Geosocial Location Classification: Associating Type to Places Based on Geotagged Social-Media Posts
This work addresses the need for efficient and scalable enrichment of maps for geospatial applications, though it is incremental as it builds on existing classification methods.
The paper tackled the problem of Geosocial Location Classification by using geotagged social-media posts to automatically associate types like schools or restaurants with locations, and found that a joint approach outperformed a pipeline method, with linear classifiers beating deep neural networks due to the problem's structure.
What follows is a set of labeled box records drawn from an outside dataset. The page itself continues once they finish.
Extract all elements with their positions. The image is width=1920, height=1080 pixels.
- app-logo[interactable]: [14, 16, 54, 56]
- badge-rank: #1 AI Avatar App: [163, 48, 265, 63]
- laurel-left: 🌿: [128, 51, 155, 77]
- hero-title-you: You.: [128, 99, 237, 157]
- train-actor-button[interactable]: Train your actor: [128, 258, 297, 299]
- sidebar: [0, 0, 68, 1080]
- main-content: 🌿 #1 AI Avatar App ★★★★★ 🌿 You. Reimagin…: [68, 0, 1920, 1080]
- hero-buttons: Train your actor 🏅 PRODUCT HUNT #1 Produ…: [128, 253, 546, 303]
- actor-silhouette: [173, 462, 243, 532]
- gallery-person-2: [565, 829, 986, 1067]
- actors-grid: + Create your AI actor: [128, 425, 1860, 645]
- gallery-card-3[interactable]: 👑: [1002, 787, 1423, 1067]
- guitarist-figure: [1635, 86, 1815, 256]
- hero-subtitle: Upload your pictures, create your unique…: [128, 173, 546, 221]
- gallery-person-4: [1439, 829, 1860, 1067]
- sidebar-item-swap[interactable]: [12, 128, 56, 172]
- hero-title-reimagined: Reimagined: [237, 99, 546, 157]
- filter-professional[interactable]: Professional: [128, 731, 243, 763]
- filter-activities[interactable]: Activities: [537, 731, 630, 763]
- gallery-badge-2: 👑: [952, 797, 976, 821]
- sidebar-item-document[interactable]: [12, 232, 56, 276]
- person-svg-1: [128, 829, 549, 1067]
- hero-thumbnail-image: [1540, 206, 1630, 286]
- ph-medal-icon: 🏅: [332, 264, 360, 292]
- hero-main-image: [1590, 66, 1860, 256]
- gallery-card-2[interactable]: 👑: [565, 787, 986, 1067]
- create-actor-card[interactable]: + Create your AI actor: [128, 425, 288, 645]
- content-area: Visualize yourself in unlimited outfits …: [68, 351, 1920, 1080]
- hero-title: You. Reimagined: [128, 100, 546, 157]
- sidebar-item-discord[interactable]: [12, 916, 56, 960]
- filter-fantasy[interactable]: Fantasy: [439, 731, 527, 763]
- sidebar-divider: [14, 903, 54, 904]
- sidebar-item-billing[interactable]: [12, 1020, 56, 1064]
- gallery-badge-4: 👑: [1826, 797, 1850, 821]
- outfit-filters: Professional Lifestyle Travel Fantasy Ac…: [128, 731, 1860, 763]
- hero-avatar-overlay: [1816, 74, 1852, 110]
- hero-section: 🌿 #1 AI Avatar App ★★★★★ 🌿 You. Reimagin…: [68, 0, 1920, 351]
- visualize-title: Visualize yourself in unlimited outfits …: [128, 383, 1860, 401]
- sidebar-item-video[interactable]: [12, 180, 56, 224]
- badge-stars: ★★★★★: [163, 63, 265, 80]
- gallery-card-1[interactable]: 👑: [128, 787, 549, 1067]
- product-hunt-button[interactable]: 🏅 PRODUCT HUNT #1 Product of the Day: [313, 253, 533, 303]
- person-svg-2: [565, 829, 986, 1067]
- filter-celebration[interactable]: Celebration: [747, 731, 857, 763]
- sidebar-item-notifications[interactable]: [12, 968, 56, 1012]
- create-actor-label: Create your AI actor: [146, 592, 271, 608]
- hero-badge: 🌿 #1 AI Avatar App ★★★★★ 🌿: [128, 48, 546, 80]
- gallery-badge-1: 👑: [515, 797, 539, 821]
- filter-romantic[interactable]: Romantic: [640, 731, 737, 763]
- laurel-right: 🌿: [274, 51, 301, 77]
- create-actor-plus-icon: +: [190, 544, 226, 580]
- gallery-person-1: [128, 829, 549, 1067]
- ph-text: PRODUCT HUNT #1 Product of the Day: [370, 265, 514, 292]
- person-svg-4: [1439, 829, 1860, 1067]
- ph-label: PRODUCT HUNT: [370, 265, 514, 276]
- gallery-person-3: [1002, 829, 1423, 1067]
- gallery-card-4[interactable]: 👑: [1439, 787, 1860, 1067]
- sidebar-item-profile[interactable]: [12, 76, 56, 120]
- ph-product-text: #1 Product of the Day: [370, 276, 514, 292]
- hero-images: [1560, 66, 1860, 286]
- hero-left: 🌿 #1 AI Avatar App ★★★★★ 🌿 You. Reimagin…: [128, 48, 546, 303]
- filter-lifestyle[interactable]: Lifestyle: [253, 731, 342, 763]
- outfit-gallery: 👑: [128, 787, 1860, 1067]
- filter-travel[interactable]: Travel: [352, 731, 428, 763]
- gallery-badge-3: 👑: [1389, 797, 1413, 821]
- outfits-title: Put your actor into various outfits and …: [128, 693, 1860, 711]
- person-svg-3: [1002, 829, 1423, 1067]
Associating type to locations can be used to enrich maps and can serve a plethora of geospatial applications. An automatic method to do so could make the process less expensive in terms of human labor, and faster to react to changes. In this paper we study the problem of Geosocial Location Classification, where the type of a site, e.g., a building, is discovered based on social-media posts. Our goal is to correctly associate a set of messages posted in a small radius around a given location with the corresponding location type, e.g., school, church, restaurant or museum. We explore two approaches to the problem: (a) a pipeline approach, where each message is first classified, and then the location associated with the message set is inferred from the individual message labels; and (b) a joint approach where the individual messages are simultaneously processed to yield the desired location type. We tested the two approaches over a dataset of geotagged tweets. Our results demonstrate the superiority of the joint approach. Moreover, we show that due to the unique structure of the problem, where weakly-related messages are jointly processed to yield a single final label, linear classifiers outperform deep neural network alternatives.